H – Entra e fecha a porta.

M – Está escuro aqui dentro. Onde é que acende a luz?

H – Deixa assim mesmo.

M – Como é o seu nome mesmo?

H – Depois eu digo,

M – Essa é boa!

H – Senta aí.

M- Tem alguma coisa para beber? Eu estou com vontade de beber. Ah, estou tão cansada!

H – Nesse armário aí tem bebida e copos. Sirva-se.

M – Você não bebe?

H – Não. Como foi que você veio para o Rio?

M – Peguei carona num fusca.

H – São mais de quatro mil quilômetros, você sabia?

M – Demorei muito, mas cheguei. Só tinha a roupa do corpo, mas não poderia

perder tempo.

H – Por que você veio?

M – Há, há, há, ai meu Deus! Que coisa... só rindo.

H – Por quê?

M – Você quer saber?

H – Quero?

M – Meu marido. Vivemos quatro anos felizes, felizes até demais. Depois acabou.

H – Como acabou?

M – Por causa de outra mulher. Uma garota que andava com ele. Eu estava grávida. Há, há, só rindo, ou chorando, sei lá...

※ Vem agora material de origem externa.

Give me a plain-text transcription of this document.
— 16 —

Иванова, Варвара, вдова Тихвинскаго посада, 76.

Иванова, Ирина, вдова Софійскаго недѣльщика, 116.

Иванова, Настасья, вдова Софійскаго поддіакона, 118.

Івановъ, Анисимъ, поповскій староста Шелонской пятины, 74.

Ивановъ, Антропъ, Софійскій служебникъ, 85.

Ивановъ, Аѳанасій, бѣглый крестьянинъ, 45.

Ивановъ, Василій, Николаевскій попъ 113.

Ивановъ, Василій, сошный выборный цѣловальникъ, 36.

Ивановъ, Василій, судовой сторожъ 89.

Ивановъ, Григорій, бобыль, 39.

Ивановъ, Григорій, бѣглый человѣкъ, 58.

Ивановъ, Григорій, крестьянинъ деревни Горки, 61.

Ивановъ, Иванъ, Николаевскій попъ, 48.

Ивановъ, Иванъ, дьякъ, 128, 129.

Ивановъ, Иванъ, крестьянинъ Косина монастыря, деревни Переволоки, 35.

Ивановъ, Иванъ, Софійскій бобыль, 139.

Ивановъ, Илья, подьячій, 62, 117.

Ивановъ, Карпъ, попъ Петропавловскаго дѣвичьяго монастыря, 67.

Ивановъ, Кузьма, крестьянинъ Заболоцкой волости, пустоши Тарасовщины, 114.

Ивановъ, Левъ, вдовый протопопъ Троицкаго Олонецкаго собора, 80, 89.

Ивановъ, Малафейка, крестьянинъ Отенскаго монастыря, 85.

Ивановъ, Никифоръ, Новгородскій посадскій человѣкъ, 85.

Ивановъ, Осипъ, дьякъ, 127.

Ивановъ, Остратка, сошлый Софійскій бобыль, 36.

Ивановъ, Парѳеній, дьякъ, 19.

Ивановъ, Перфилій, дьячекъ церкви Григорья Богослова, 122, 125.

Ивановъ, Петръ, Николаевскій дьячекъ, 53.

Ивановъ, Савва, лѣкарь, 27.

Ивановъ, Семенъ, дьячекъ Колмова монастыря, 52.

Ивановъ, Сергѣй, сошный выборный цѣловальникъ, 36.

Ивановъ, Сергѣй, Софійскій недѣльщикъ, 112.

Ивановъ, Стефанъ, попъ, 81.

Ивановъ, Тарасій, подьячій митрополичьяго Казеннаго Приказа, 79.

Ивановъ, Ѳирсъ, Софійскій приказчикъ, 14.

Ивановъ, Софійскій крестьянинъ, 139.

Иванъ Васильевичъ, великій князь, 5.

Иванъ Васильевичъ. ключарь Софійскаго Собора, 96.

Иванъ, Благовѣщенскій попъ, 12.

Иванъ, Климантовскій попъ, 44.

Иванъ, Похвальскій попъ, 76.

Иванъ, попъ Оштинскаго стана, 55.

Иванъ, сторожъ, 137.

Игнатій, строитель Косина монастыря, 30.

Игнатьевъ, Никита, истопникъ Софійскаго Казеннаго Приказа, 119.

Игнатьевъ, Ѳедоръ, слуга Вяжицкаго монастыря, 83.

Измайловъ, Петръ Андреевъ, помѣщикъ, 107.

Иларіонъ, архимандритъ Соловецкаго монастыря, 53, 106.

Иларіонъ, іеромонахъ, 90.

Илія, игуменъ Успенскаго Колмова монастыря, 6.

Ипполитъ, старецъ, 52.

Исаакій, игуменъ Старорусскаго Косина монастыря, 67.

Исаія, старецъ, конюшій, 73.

H – Você estava grávida...

M – No dia 13 de outubro jantávamos no restaurante, quando surgiu essa garota, que ele andava namorando. Meu marido estava bêbado e olhava para ela de maneira debochada, e então ela não agüentou mais e se aproximou de nossa mesa, falou em segredo no ouvido dele e eles se beijaram na boca, como se estivessem sozinhos no mundo. Eu fiquei louca; quando dei conta de mim, estava com um caco de garrafa na mão e tinha arrancado a blusa dela, uma dessas camisas de meia que deixa o busto bem destacado.

H – Sei... Continua.

M – Dei vários golpes com o caco de garrafa no peito dela, com tanta força que saiu um nervo para fora, de dentro do seio. Quando viu aquilo, meu marido me deu um soco na cara, bem em cima do olho; só por um milagre não fiquei cega. Fugi correndo para casa. Ele atrás de mim. Eu gritava por socorro para ver se os meus parentes ouviam, eles moravam perto de mim. Porque eu não sou cão sem dono, ouviu? Ainda ontem eu dizia na casa de dona Gisa, para uma moça, que não posso dizer que seja minha amiga, nesta vida ninguém tem amigo, nós apenas fazemos programas junto, eu dizia para ela, eu estou aqui mas não sou cão sem dono, quem encostar um dedo em mim vai ter que se ver com minha família.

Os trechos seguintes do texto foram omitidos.